Historic innkeepers

James and Cheryl Fuhring


James and Cheryl Fuhring have made a 30-year career of sharing their historic home with weary travelers and lovers on romantic getaways. The latest is the only lodging in Durham, and a historic one at that. The Durham House Inn was built in 1874 by the community’s founder, W.W. Durham, for himself and his wife, Minnie Van Ness. Four years ago, the Fuhrings bought the Victorian home, which is on the National Register of Historic Places. It’s the third bed and breakfast they have owned. Exquisitely decorated with Victorian prints, stained-glass light fixtures and velvet couches, the Durham House Inn transports guests to simpler, more elegant times, yet with modern-day comforts, including air conditioning, satellite TV and gas fireplaces in each room. Sitting on 1 1/2 acres of the original 440-acre property, the Fuhrings’ antique abode has been transformed into a regal retreat.

How did you take ownership of the house?

James: Just on a fluke, I saw the house advertised in the Antique Homes Journal, and my wife wanted to come up and look at it to see what they had done to the interior.
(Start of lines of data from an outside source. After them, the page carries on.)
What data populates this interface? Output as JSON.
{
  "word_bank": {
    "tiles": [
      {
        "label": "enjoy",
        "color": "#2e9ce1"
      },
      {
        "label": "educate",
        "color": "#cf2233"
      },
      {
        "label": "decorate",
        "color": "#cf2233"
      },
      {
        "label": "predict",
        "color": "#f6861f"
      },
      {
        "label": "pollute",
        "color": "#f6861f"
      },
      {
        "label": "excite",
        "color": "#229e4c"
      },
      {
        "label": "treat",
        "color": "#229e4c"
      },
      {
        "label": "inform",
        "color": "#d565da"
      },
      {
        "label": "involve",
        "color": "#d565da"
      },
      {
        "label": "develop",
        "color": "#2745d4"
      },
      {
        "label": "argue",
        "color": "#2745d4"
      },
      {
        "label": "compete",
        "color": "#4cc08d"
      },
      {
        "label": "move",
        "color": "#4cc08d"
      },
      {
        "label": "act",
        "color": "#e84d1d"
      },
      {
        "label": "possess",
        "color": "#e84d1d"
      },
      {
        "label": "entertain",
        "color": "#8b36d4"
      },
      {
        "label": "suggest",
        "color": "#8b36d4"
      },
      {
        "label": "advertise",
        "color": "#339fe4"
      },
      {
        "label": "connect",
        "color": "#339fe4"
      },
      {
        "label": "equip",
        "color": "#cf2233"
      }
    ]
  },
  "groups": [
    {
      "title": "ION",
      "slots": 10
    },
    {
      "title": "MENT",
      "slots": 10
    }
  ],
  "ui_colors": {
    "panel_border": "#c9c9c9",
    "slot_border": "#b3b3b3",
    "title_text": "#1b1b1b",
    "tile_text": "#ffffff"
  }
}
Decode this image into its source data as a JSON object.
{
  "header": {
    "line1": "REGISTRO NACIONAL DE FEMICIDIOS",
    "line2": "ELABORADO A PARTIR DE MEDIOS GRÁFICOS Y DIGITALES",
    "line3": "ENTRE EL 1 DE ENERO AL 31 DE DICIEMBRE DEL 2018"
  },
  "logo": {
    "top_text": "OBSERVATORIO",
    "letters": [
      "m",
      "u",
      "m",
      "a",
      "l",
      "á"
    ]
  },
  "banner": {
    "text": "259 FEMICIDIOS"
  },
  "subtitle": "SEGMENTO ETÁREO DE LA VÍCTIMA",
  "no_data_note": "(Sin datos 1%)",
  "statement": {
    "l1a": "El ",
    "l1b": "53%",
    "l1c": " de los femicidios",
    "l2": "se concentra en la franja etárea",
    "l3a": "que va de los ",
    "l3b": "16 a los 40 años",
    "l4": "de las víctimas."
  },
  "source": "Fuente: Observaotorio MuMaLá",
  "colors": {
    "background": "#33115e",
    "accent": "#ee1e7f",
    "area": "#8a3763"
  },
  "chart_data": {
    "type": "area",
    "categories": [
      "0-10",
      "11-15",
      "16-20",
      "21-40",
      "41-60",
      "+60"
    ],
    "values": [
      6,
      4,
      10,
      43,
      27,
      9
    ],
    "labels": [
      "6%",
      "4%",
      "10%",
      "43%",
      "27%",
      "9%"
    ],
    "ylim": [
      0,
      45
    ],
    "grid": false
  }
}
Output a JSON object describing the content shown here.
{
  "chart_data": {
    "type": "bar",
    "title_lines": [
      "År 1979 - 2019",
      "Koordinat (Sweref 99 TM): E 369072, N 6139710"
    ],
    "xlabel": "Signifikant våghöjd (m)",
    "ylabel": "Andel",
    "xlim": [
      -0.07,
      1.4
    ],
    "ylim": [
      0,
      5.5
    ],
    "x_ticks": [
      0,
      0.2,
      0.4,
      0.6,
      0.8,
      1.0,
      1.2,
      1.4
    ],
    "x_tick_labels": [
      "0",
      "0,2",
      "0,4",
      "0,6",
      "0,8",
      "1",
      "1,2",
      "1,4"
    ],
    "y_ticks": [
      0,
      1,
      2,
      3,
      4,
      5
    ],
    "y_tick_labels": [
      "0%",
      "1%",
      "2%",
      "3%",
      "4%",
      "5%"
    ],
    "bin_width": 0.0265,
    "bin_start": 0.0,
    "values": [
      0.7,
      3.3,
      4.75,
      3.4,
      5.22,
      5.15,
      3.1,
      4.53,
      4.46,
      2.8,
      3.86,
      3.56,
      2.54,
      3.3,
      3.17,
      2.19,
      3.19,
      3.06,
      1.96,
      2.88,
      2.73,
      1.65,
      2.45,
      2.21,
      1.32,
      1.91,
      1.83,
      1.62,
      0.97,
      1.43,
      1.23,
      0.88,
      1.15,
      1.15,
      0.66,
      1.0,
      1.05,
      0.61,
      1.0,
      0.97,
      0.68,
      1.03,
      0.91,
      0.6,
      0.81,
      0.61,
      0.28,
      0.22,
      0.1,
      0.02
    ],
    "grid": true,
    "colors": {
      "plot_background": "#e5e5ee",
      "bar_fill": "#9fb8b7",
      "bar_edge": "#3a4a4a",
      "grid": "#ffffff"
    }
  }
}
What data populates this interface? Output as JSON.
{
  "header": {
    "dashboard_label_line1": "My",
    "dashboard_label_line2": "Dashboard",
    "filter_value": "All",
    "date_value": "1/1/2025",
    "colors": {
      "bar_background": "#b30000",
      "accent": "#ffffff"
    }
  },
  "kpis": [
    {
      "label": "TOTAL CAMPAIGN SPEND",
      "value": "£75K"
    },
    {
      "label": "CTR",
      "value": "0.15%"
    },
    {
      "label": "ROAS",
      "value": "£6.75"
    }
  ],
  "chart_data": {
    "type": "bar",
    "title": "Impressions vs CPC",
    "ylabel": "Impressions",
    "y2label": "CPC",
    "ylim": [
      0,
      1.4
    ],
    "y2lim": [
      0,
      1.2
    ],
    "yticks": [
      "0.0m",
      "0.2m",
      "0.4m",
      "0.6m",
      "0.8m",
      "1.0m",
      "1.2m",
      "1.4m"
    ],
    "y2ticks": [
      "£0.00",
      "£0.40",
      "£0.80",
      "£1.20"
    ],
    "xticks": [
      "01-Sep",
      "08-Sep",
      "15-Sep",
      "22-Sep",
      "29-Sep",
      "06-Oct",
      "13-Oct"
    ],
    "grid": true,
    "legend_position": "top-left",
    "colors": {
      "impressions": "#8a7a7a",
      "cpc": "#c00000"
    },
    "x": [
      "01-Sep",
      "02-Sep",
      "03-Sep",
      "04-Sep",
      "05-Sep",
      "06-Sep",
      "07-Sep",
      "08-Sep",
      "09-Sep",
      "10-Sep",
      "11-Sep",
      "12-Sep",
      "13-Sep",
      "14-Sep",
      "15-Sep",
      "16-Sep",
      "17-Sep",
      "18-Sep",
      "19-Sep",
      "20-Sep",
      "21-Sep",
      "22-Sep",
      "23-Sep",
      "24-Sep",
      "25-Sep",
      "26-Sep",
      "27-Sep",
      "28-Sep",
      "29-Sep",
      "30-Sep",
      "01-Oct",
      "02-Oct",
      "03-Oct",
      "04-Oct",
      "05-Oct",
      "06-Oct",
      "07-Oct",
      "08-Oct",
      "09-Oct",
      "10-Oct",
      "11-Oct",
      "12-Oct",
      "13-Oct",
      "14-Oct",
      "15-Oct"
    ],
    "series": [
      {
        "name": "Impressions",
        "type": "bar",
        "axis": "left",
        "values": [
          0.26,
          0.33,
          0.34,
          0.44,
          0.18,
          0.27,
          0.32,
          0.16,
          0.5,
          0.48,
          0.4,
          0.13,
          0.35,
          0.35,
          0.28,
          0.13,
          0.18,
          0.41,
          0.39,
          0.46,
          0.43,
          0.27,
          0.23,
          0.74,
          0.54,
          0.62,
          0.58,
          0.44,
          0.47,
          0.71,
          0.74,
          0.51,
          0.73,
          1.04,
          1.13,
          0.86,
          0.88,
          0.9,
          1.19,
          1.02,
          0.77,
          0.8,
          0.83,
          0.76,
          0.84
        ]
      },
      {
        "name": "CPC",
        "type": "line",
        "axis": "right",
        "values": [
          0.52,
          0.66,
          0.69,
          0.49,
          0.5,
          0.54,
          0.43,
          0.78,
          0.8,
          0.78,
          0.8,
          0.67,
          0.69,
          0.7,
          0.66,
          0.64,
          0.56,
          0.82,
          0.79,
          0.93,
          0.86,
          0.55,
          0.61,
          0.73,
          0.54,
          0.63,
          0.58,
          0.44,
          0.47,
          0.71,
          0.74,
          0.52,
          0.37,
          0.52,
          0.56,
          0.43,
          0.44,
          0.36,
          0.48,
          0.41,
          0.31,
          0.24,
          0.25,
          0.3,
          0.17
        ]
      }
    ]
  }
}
We liked it so much that we put in a contingent offer to sell our business in Knight’s Landing [the Snowball Mansion Bed and Breakfast], and it worked out.

How did you get involved with the bed-and-breakfast business?

Cheryl: Well, my husband was a teacher and we just realized that with two children we needed a second income, and I didn’t want to leave my children. We have always lived in historic homes, and the home we occupied in San Jose was conducive perfectly for a bed and breakfast. A lot of people would come over and say, “This would make an awesome bed and breakfast,” so I thought that was a good idea.

What kind of visitors do you have?

Cheryl: Well, we’re still new. We just opened on Valentine’s Day, actually, but I’m finding that a lot of people are coming to visit people locally and of course graduation was great. So this is gonna be our first year where we’re really gonna find out where our clientele is coming from.

I would have to say not from very far away, but we have had East Coast visitors. Bird watchers [laughs]. We had guests this past weekend who visited the Patrick Ranch for the Threshing Bee. People are coming in for what’s going on locally.

James: And there’s a good restaurant real close and four or five antiques shops downtown.

Cheryl: And a winery. Gale Vineyards, which just opened. They’re just down the street and they also do weddings so we’re hoping to network, because there isn’t any lodging in Durham at all.

How do you determine your prices?

Cheryl: We visited all the other inns and we try to stay competitive with everybody else. Amenities, room size, what you have to offer.

James: Doing this for the third time, we kind of know what people want.

Cheryl: But in all honesty, we did not buy this with the intentions of doing another bed-and-breakfast inn. We though we were ready to retire, loved this place, loved community and thought this would be a place for just him and me. When we got here, we realized we missed what we were doing and how much this place would have to offer to other people.

What else can you tell me about the history of the house?

James: All of the orange trees here are cuttings from the original one that was brought to Durham in 1849. So these trees were planted when the house was built.

Cheryl: You know the Durhams and the Bidwells were good friends also, so they would visit one another.

James: And she [Annie Bidwell] didn’t allow dancing or drinking because of her religion, so everybody would come over here.

Cheryl: [Laughs] So we’re just kind of carrying on the tradition of having it be a bed and breakfast and a social atmosphere.